Sunday, April 24, 2011

No Mistakes Admitted By Obama at Facebook Town Hall

President Obama was asked if he could point to any mistakes he has made in his first four years in office at his Facebook town hall session last week. After correcting the questioner that he has been in office for two and a half years, as his professor mode kicked in, he once again proved how much he patterns his approach as former president Bush did: He couldn't think of a good answer. We all remember the abuse the press and Democrats enjoyed wielding towards George W. Bush as he stammered when asked that question himself.

But what mistakes has he already made? "There are all sorts of day-to-day issues where I say to myself, oh, I didn't say that right, or I didn't explain this clearly enough," Obama said, "or maybe if I had sequenced this plan first as opposed to that one, maybe it would have gotten done quicker."
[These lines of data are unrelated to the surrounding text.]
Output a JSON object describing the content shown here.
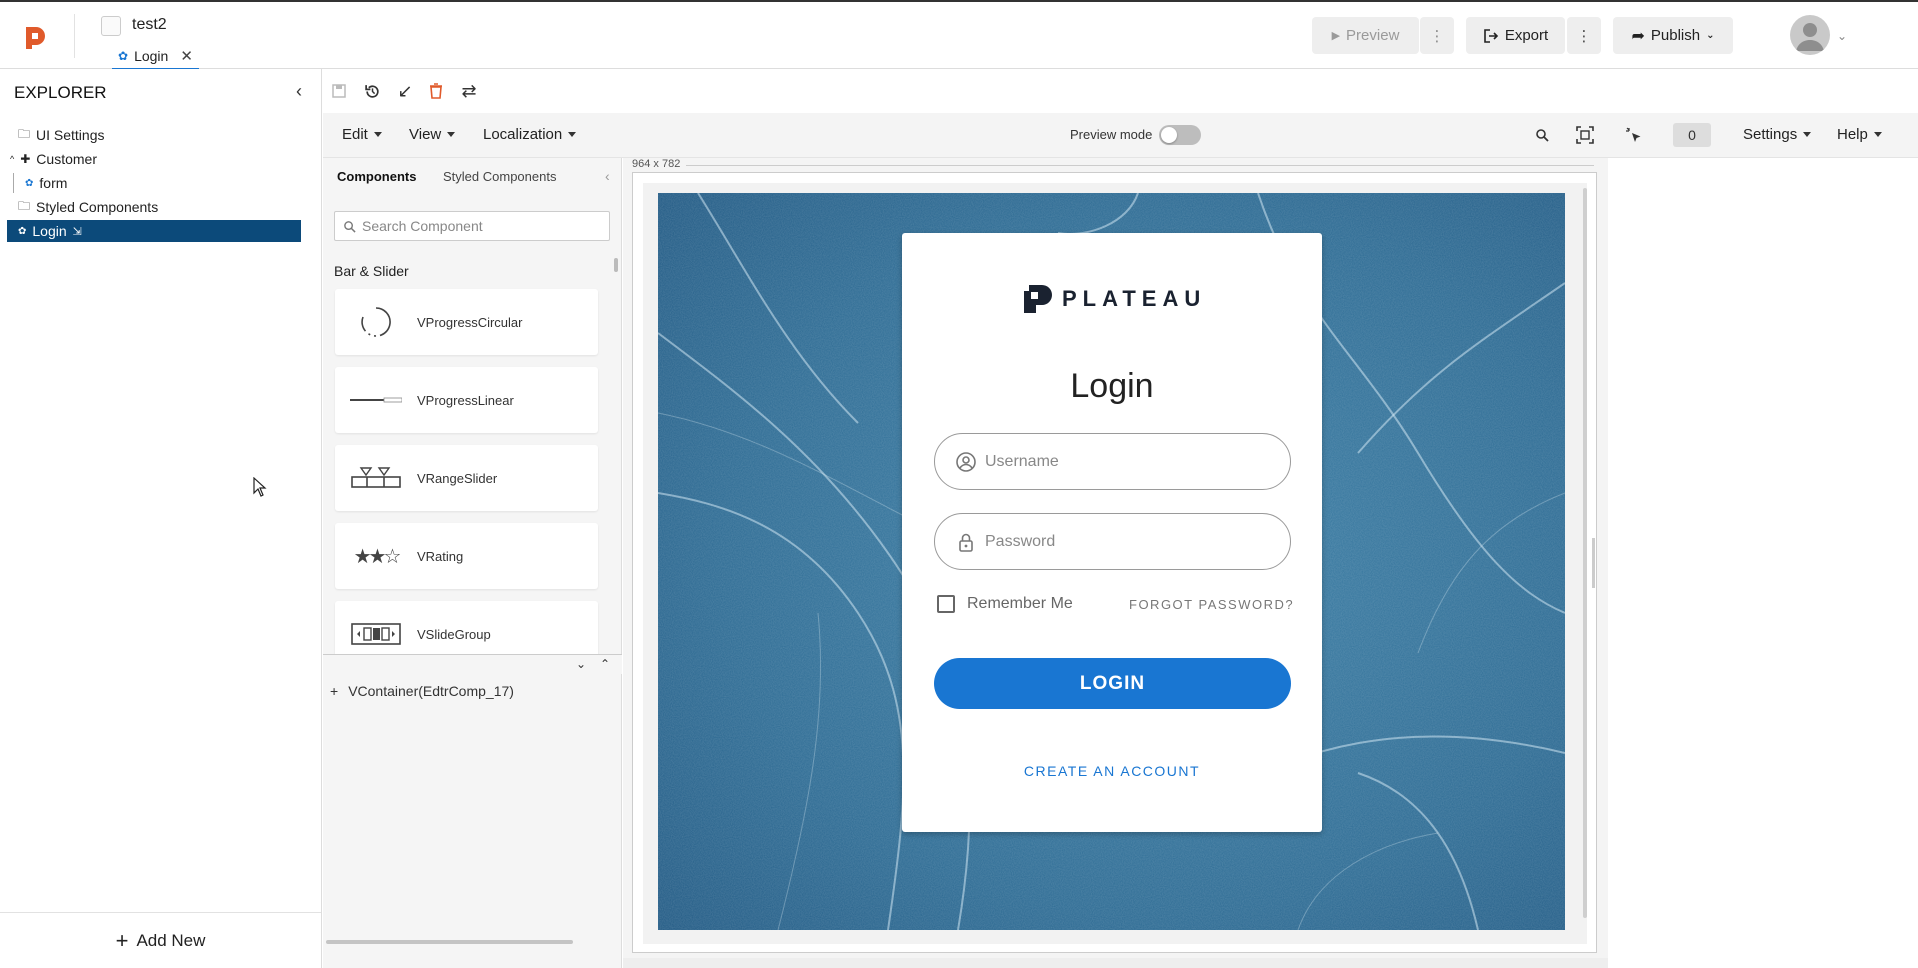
{
  "header": {
    "project_name": "test2",
    "page_tab": "Login",
    "buttons": {
      "preview": "Preview",
      "export": "Export",
      "publish": "Publish"
    }
  },
  "explorer": {
    "title": "EXPLORER",
    "items": [
      {
        "label": "UI Settings",
        "icon": "folder-icon"
      },
      {
        "label": "Customer",
        "icon": "puzzle-icon"
      },
      {
        "label": "form",
        "icon": "palette-icon"
      },
      {
        "label": "Styled Components",
        "icon": "folder-icon"
      },
      {
        "label": "Login",
        "icon": "palette-icon",
        "selected": true
      }
    ],
    "add_new": "Add New"
  },
  "menus": {
    "edit": "Edit",
    "view": "View",
    "localization": "Localization",
    "preview_mode": "Preview mode",
    "counter": "0",
    "settings": "Settings",
    "help": "Help"
  },
  "components_panel": {
    "tabs": [
      "Components",
      "Styled Components"
    ],
    "search_placeholder": "Search Component",
    "group": "Bar & Slider",
    "items": [
      "VProgressCircular",
      "VProgressLinear",
      "VRangeSlider",
      "VRating",
      "VSlideGroup"
    ],
    "tree_node": "VContainer(EdtrComp_17)"
  },
  "canvas": {
    "dimensions": "964 x 782"
  },
  "login_form": {
    "brand": "PLATEAU",
    "title": "Login",
    "username_placeholder": "Username",
    "password_placeholder": "Password",
    "remember_me": "Remember Me",
    "forgot_password": "FORGOT PASSWORD?",
    "login_button": "LOGIN",
    "create_account": "CREATE AN ACCOUNT"
  },
  "colors": {
    "accent": "#1976d2",
    "selected_item": "#0c4a7a",
    "logo": "#e05a2b"
  }
}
But the president mentioned no actual mistakes. Next, he brought up the health care battle, not to admit error but to praise the work of former House Speaker Nancy Pelosi in pushing the national health care bill through Congress. The fight got pretty complicated, Obama said, "and I've asked myself sometimes is there a way that we could have gotten it done more quickly and in a way that the American people wouldn’t have been so frustrated by it?" Was that possibly a mistake? Obama quickly excused himself. "I’m not sure I could have because there’s a reason why it hadn’t gotten done in a hundred years," the president explained. "It's hard to fix a system as big as health care and as complicated as our health care system." After a good bit of talking, Obama still had not mentioned any mistake or anything he would do differently.

At that point, Obama decided to steer away from the subject of mistakes altogether. "I think the best way to answer the question is what do I feel I still have to get done," he said. He briefly mentioned the deficit and immigration reform.


See, it is never Obama's fault. Every action is blamed on someone else - usually Republicans - and if everyone would just cooperate with him, this country would be sitting pretty. What is most disturbing is that his man truly presents no leadership ability. A President who blames, bullies, and wages a perpetual class warfare to make his policy points is weak and non-effective. In many important areas, it is not that Republicans simply oppose his actions, it is that there is no policy.

Whether it is energy, national defense or major entitlement reform, President Obama hangs back and waits for an issue to be pressed before he weighs in. He may think this is keeping up with his theme of "no drama Obama" from the last campaign but it doesn't work once he is sitting in the Oval Office. Once behind that desk he is expected to present his policy decisions - or make them in the first place - and communicate them to the American people.

Shutting down oil and gas drilling is not responsible energy policy. Going into a third war in the middle east while denying it is war is not repsonsible national defense. Mocking and waging class warfare against the Republican plan to reform major entitlements is not mature leadership and does nothing to move the progress forward.

We deserve better.

This country is crying out for national leadership. Obama cannot win re-election in this atmosphere and by simply lashing out at Republicans when a policy is put out by them. Forming commissions, scheduling summits and bringing in additional czars is not governing in today's reality.